Correlation Between WesBanco and Popular
Can any of the company-specific risk be diversified away by investing in both WesBanco and Popular at the same time? Although using a correlation coefficient on its own may not help to predict future stock returns, this module helps to understand the diversifiable risk of combining WesBanco and Popular into the same portfolio, which is an essential part of the fundamental portfolio management process.
By analyzing existing cross correlation between WesBanco and Popular, you can compare the effects of market volatilities on WesBanco and Popular and check how they will diversify away market risk if combined in the same portfolio for a given time horizon. You can also utilize pair trading strategies of matching a long position in WesBanco with a short position of Popular. Check out your portfolio center. Please also check ongoing floating volatility patterns of WesBanco and Popular.
Diversification Opportunities for WesBanco and Popular
Very good diversification
The 3 months correlation between WesBanco and Popular is -0.25. Overlapping area represents the amount of risk that can be diversified away by holding WesBanco and Popular in the same portfolio, assuming nothing else is changed. The correlation between historical prices or returns on Popular and WesBanco is a relative statistical measure of the degree to which these equity instruments tend to move together. The correlation coefficient measures the extent to which returns on WesBanco are associated (or correlated) with Popular. Values of the correlation coefficient range from -1 to +1, where. The correlation of zero (0) is possible when the price movement of Popular has no effect on the direction of WesBanco i.e., WesBanco and Popular go up and down completely randomly.

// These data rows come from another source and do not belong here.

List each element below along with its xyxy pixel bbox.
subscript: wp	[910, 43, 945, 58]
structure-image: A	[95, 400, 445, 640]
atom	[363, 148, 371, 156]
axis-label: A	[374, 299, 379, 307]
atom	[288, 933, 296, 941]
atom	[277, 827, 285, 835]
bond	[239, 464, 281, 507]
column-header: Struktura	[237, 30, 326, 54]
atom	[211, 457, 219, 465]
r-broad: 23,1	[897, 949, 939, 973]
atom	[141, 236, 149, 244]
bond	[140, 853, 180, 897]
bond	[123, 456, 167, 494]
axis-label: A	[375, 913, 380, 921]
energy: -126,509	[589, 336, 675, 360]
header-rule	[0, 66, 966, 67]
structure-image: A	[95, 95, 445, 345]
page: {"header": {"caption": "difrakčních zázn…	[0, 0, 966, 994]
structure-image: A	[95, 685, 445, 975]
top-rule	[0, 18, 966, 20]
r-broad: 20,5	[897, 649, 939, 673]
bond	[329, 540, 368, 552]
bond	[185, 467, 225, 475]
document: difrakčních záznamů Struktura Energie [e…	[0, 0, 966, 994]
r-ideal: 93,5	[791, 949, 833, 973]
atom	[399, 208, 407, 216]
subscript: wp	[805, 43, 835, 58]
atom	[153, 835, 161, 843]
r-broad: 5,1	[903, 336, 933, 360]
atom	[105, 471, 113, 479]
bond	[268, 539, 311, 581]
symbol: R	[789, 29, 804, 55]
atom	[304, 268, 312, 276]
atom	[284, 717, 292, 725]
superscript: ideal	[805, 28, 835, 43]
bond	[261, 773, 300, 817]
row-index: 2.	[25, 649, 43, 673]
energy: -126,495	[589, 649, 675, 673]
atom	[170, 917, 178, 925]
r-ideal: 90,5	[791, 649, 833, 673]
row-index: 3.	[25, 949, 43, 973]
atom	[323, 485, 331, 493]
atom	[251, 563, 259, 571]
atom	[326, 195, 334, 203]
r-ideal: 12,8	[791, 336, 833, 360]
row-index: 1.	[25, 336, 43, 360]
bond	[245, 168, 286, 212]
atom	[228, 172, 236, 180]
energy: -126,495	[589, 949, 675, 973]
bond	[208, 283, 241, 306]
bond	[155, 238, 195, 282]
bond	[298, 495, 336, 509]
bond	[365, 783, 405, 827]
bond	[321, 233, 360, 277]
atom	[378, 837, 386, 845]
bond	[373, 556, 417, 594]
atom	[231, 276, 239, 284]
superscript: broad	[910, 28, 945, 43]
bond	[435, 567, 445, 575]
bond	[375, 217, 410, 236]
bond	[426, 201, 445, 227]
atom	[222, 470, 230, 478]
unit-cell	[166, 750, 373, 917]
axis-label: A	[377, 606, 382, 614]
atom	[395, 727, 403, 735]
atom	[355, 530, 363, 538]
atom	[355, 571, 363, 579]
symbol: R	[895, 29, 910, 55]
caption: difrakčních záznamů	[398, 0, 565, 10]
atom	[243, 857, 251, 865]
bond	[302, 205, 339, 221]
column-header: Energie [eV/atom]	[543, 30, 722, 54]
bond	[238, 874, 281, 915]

Pair Corralation between WesBanco and Popular
Assuming the 90 days horizon WesBanco is expected to generate 2.64 times less return on investment than Popular. But when comparing it to its historical volatility, WesBanco is 2.5 times less risky than Popular. It trades about 0.08 of its potential returns per unit of risk. Popular is currently generating about 0.08 of returns per unit of risk over similar time horizon. If you would invest 6,090 in Popular on August 31, 2024 and sell it today you would earn a total of 3,846 from holding Popular or generate 63.15% return on investment over 90 days.
Time Period | 3 Months [change] |
Direction | Moves Against |
Strength | Insignificant |
Accuracy | 100.0% |
Values | Daily Returns |
WesBanco vs. Popular
Performance |
Timeline |
WesBanco |
Popular |
WesBanco and Popular Volatility Contrast
Predicted Return Density |
Returns |
Pair Trading with WesBanco and Popular
The main advantage of trading using opposite WesBanco and Popular positions is that it hedges away some unsystematic risk. Because of two separate transactions, even if WesBanco position performs unexpectedly, Popular can make up some of the losses. Pair trading also minimizes risk from directional movements in the market. For example, if an entire industry or sector drops because of unexpected headlines, the short position in Popular will offset losses from the drop in Popular's long position.WesBanco vs. KeyCorp | WesBanco vs. KeyCorp | WesBanco vs. Fifth Third Bancorp | WesBanco vs. Citizens Financial Group |
Popular vs. OFG Bancorp | Popular vs. The First Bancshares, | Popular vs. First Commonwealth Financial | Popular vs. First Bancorp |
Check out your portfolio center.Note that this page's information should be used as a complementary analysis to find the right mix of equity instruments to add to your existing portfolios or create a brand new portfolio. You can also try the Funds Screener module to find actively-traded funds from around the world traded on over 30 global exchanges.